Of course, there are times when you have version mismatches and other small discrepancies, but the NuGet integrations are getting better with every update of Visual Studio.
The pros easily outweigh the cons.
5. Application Templates
Again, I mentioned this in my series on how to build applications at ludicrous speed.
Once you have your application the way you want it,
- Left-click on the project in your Solution Explorer
- Click on Project -> Export Template...
NOTE: The Export Template has moved! It was originally under File -> Export Template... Now, it's under Project -> Export Template...
- After clicking Finish, your new template will appear as a new pre-made application under File -> New Project.
Snippets are becoming so important when writing code. So important, that Github made a whole site out of it (Gist.GitHub.com).
With Snippets, you don't even need to move out of your editing window to insert new code.
This gives you a library of small routines to scroll through and immediately bring up a window to insert your code.
To access them,
- Go to
Edit -> Intellisense -> Insert Snippet(or
Ctrl-K, Ctrl-X). Your keys may vary based on what Keyboard mapping you selected.

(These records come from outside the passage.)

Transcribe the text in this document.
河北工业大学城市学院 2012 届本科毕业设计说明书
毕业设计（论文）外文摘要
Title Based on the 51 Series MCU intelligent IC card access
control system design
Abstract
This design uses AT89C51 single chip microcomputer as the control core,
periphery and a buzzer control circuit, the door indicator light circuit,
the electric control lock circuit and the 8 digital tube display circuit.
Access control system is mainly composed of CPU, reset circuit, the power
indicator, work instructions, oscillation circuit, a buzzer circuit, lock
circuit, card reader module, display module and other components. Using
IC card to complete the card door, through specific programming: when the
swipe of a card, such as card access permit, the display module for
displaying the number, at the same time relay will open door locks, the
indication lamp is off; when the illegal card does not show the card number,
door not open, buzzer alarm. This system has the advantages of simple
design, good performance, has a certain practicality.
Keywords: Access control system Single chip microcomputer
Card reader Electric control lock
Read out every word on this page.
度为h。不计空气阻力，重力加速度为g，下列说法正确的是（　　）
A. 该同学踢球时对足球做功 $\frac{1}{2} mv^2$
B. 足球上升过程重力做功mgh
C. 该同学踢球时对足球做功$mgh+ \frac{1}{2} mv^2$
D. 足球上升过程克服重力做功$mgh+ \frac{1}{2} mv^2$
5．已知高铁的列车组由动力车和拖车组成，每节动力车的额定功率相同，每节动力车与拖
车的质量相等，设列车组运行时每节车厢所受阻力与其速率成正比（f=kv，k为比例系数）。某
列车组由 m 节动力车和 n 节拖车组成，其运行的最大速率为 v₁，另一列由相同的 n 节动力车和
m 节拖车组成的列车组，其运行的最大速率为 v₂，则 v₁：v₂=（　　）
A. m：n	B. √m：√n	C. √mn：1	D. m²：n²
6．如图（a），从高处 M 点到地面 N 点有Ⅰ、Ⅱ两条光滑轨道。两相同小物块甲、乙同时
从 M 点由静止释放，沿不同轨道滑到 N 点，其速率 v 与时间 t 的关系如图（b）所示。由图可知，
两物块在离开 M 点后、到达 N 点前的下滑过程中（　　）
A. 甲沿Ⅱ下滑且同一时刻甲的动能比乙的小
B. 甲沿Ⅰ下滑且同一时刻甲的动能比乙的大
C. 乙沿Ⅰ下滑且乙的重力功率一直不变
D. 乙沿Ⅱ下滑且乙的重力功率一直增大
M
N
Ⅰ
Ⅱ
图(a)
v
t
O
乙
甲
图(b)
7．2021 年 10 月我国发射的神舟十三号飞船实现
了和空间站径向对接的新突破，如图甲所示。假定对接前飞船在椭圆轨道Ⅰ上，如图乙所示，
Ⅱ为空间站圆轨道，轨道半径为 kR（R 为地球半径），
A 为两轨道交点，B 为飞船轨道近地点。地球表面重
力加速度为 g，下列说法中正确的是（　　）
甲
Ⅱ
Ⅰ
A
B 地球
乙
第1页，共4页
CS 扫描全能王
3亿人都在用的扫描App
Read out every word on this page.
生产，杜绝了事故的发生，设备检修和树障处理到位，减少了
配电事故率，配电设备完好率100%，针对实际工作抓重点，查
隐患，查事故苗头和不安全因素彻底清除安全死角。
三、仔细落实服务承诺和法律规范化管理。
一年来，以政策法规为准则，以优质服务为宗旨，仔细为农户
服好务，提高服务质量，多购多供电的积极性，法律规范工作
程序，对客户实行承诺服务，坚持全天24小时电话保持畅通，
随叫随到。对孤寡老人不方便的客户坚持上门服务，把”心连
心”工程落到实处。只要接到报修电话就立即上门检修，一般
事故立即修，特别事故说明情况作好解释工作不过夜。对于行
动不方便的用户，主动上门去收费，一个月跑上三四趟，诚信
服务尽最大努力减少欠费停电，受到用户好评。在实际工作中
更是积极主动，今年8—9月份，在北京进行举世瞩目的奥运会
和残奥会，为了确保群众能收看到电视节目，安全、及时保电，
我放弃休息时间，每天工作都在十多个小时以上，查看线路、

To manage your snippets, click
Tools -> Code Snippets Manager (
7. Live Unit Testing
Finally, Live Unit Testing is something I absolutely love.
It's a way for your tests to run behind the scenes while writing code. This feature alone ensures a certain amount of confidence in the code you write.
You can Start, Pause, or Stop your live unit testing. As you write code, your unit tests will run and display a notification in the left margin notifying you of whether your code is covered in a unit test (green checkmark) or not (red 'X').
All of these features are necessary in my day-to-day workflow while writing code.
Every. Single. Day. (Ok, maybe not the application templates, but the other 6 I use every day).
Keep in mind, these features evolved from small extensions in Visual Studio to finally arriving in full-blown versions of Visual Studio for production use so these features are battle-tested throughout the years.
These features are absolutely amazing and continue to define why Visual Studio is still the IDE developers choose.